People often ask whether autism (or another neurodivergent condition) is a disability. I’d argue that it is more helpful to ask whether autistic people are disabled (to which my answer would be: in most cases, yes). It may seem a semantic distinction, but it is important: it locates the disablement not in the autistic person’s brain, but in the society they live in and the way the individual and society interact. Autism is not our disability: it may be an impairment, a difference, or some combination. Our disability is the difficulty that arises in our interaction with the specific society in which we live.
Autistic people have lamented the tendency for others to interrupt our discussions of human rights or other political topics, in order to ask us about our toilet training or sexual histories. This aspect of the self-narrating zoo exhibit phenomenon has caused many autistics to give up mentioning our autism altogether in some contexts, to avoid the inevitable barrage of questions.
Another aspect of this is our role in autism organizations. Entire conferences have been arranged around autism, with autistic people playing a role only insofar as we can stand up and explain the way our senses and minds work.

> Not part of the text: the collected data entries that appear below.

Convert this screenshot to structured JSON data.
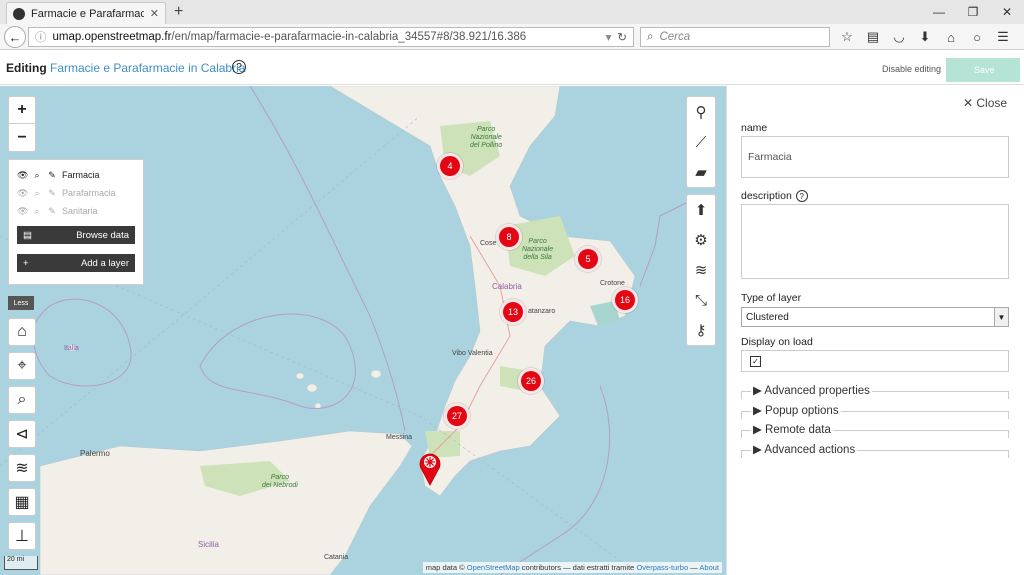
{
  "browser": {
    "tab_title": "Farmacie e Parafarmacie i...",
    "url_host": "umap.openstreetmap.fr",
    "url_path": "/en/map/farmacie-e-parafarmacie-in-calabria_34557#8/38.921/16.386",
    "search_placeholder": "Cerca"
  },
  "header": {
    "editing_label": "Editing",
    "map_name": "Farmacie e Parafarmacie in Calabria",
    "help": "?",
    "disable_editing": "Disable editing",
    "save": "Save"
  },
  "layers_panel": {
    "layers": [
      {
        "name": "Farmacia",
        "visible": true
      },
      {
        "name": "Parafarmacia",
        "visible": false
      },
      {
        "name": "Sanitaria",
        "visible": false
      }
    ],
    "browse_data": "Browse data",
    "add_layer": "Add a layer",
    "less": "Less"
  },
  "zoom": {
    "in": "+",
    "out": "−"
  },
  "clusters": [
    "4",
    "8",
    "5",
    "16",
    "13",
    "26",
    "27"
  ],
  "map_labels": {
    "parco_pollino": "Parco\nNazionale\ndel Pollino",
    "parco_sila": "Parco\nNazionale\ndella Sila",
    "parco_nebrodi": "Parco\ndei Nebrodi",
    "cosenza": "Cose",
    "calabria": "Calabria",
    "catanzaro": "atanzaro",
    "crotone": "Crotone",
    "vibo": "Vibo Valentia",
    "italia": "Italia",
    "palermo": "Palermo",
    "messina": "Messina",
    "sicilia": "Sicilia",
    "catania": "Catania"
  },
  "scale": "20 mi",
  "attribution": {
    "prefix": "map data ©",
    "osm": "OpenStreetMap",
    "middle": "contributors — dati estratti tramite",
    "overpass": "Overpass-turbo",
    "sep": "—",
    "about": "About"
  },
  "side_panel": {
    "close": "Close",
    "name_label": "name",
    "name_value": "Farmacia",
    "description_label": "description",
    "type_label": "Type of layer",
    "type_value": "Clustered",
    "display_on_load_label": "Display on load",
    "sections": [
      "Advanced properties",
      "Popup options",
      "Remote data",
      "Advanced actions"
    ]
  },
  "colors": {
    "sea": "#aad3df",
    "land": "#f2efe9",
    "cluster": "#e30613",
    "link": "#3e8fc4",
    "save": "#b5e3d6"
  }
}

Veering too far off of this topic — or even away from the conventional wisdom on this topic — is a good way to become ostracized. Autistic people have paid heavy prices for becoming politically involved or questioning dubious treatments rather than simply describing ourselves and letting others do the talking. Those who could not praise us more five seconds ago, suddenly tell us we are terrible people who may not even be autistic. Some have gone so far as to publicly slander prominent autistic individuals.